Review A Hundred Million Suns
Snow Patrol

Snow Patrol - A Hundred Million Suns review
  1. Year: 2008
  2. Genre: RockAlternative/Indie/Britpop
  3. Rating: *****

Snow Patrol turns to some more joyful topics

One of the best indie bands of the present days Snow Patrol is famous not only for its grandiose live performances but also the vivid audio recordings which always offer more than one potential hit. It comes back today two years later after the release of its successful 2006’s album Eyes Open with a new material A Hundred Million Suns. As front man Gary Lightbody has stated himself, A Hundred Million Suns is their best album to date: if before the collective would mainly sing of unhappy love, betrayal and breaking up this time the guys have decided to turn to some more joyful topics. The new record’s main idea is the future and dreaming about the elevated and beautiful. As for the sounding of Snow Patrol there is an obvious progress here. In fact each of the members has confessed earnestly to have worked on the technique of playing so the result proves to be more than just satisfying. On the whole A Hundred Million Suns is the softest, kindest and most lyrical one in Snow Patrol discography which by no means prevents it from being one of the most important claimants to the role of the year’s best rock albums.

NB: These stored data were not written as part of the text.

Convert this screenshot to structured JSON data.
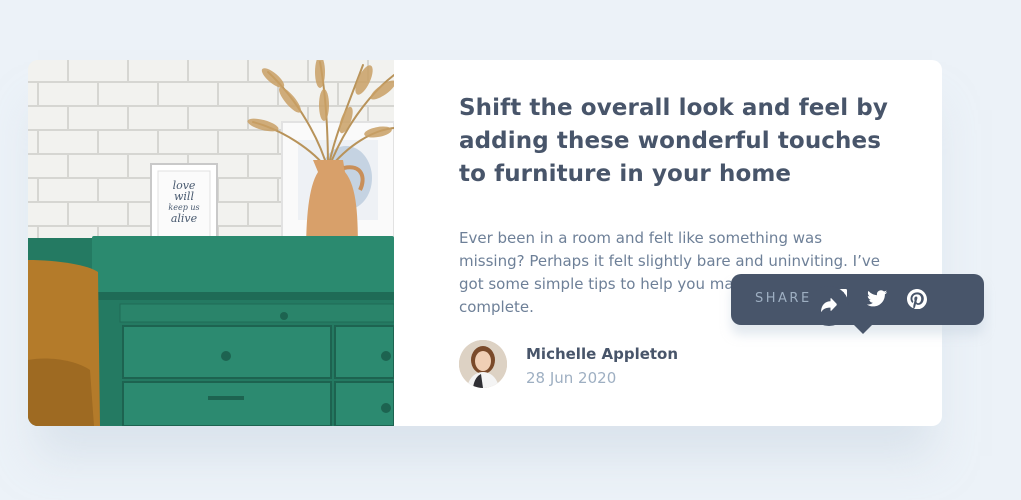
{
  "article": {
    "title": "Shift the overall look and feel by adding these wonderful touches to furniture in your home",
    "excerpt": "Ever been in a room and felt like something was missing? Perhaps it felt slightly bare and uninviting. I’ve got some simple tips to help you make any room feel complete.",
    "photo_frame_text": [
      "love",
      "will",
      "keep us",
      "alive"
    ]
  },
  "author": {
    "name": "Michelle Appleton",
    "date": "28 Jun 2020"
  },
  "share": {
    "label": "SHARE",
    "networks": [
      "facebook-icon",
      "twitter-icon",
      "pinterest-icon"
    ]
  },
  "colors": {
    "background": "#ecf2f8",
    "dark": "#48556a",
    "muted": "#9eafc2",
    "text": "#6e8098",
    "drawer_green": "#2e7d66"
  }
}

Unique lyrics with gorgeous metaphors on A Hundred Million Suns

As all Snow Patrol previous works album A Hundred Million Suns surprises with a richest instrumental background, Lightbody’s splendid vocals and most beautiful complicated tunes many of which linger in your mind almost from the very first listening. Yet what really distinguish this collective from the others are its unique lyrics shining with gorgeous metaphors, and the new album is one of the best in this respect. It opens with a wonderfully beautiful composition If There's A Rocket Tie Me To It with a gradually growing tempo and a great chorus to sing to whereas ballad Crack The Shutters amazes with its sincerity and the emotions filling the performance, besides, this is also another marvelous way to make a love confession. Rather a simple tune of a mid-tempo song Take Back The City contrasts with a stunning peace-making ballad Lifeboats that has become an example of the best guitar work on the album. No less impressing is the powerful rock number Please Just Take These Photos From My Hands, one of the little tracks on the album devoted not to the future happiness but to some sad reminiscences of the past, lost friends, times and places where one cannot return ever again. Certainly one of the record’s highlights is the love ballad The Planets Bend Between Us with a most beautiful melody and faultless lyrics all just perfect for the most dramatic moment of any film with a romantic story in it. Yet the most monumental is the final epic creation made of three parts The Lightning Strike: (I) What If This Storm Ends?/(II) The Sunlight Through The Flags/(III) Daybrea, over 16 long leaving no doubt that Snow Patrol has done all its best to preserve its reputation of one of the world’s most successful bands.

The basis for new lyrics is universal sciences

Despite the changes in the general atmosphere, there is one thing Snow Patrol never changes, i.e. the large scale of the created images. There can be found no oppressive attitude on its fifth album A Hundred Million Suns which sounded on the greatest part of the previous works and could pass to the listener but it has the same feeling of importance of whatever the songs run about. The basis for Lightbody’s new lyrics is meteorology, astrology, space research and other universal sciences. This author whose talent surprises more and more with each of his creations has managed to paint breathtaking pictures meant to render his understanding of real happy love on each on the 11 new tracks. Due to the splendid arrangements and the musicians’ most beautiful matched playing the impression is several times stronger. Certainly all the awards the Irish band is going to get for A Hundred Million Suns – one can even have no doubt it will – are deserved. Still we can talk about Snow Patrol electrical music as much as we can but nothing can ever substitute for those impressions that its direct listening can provide.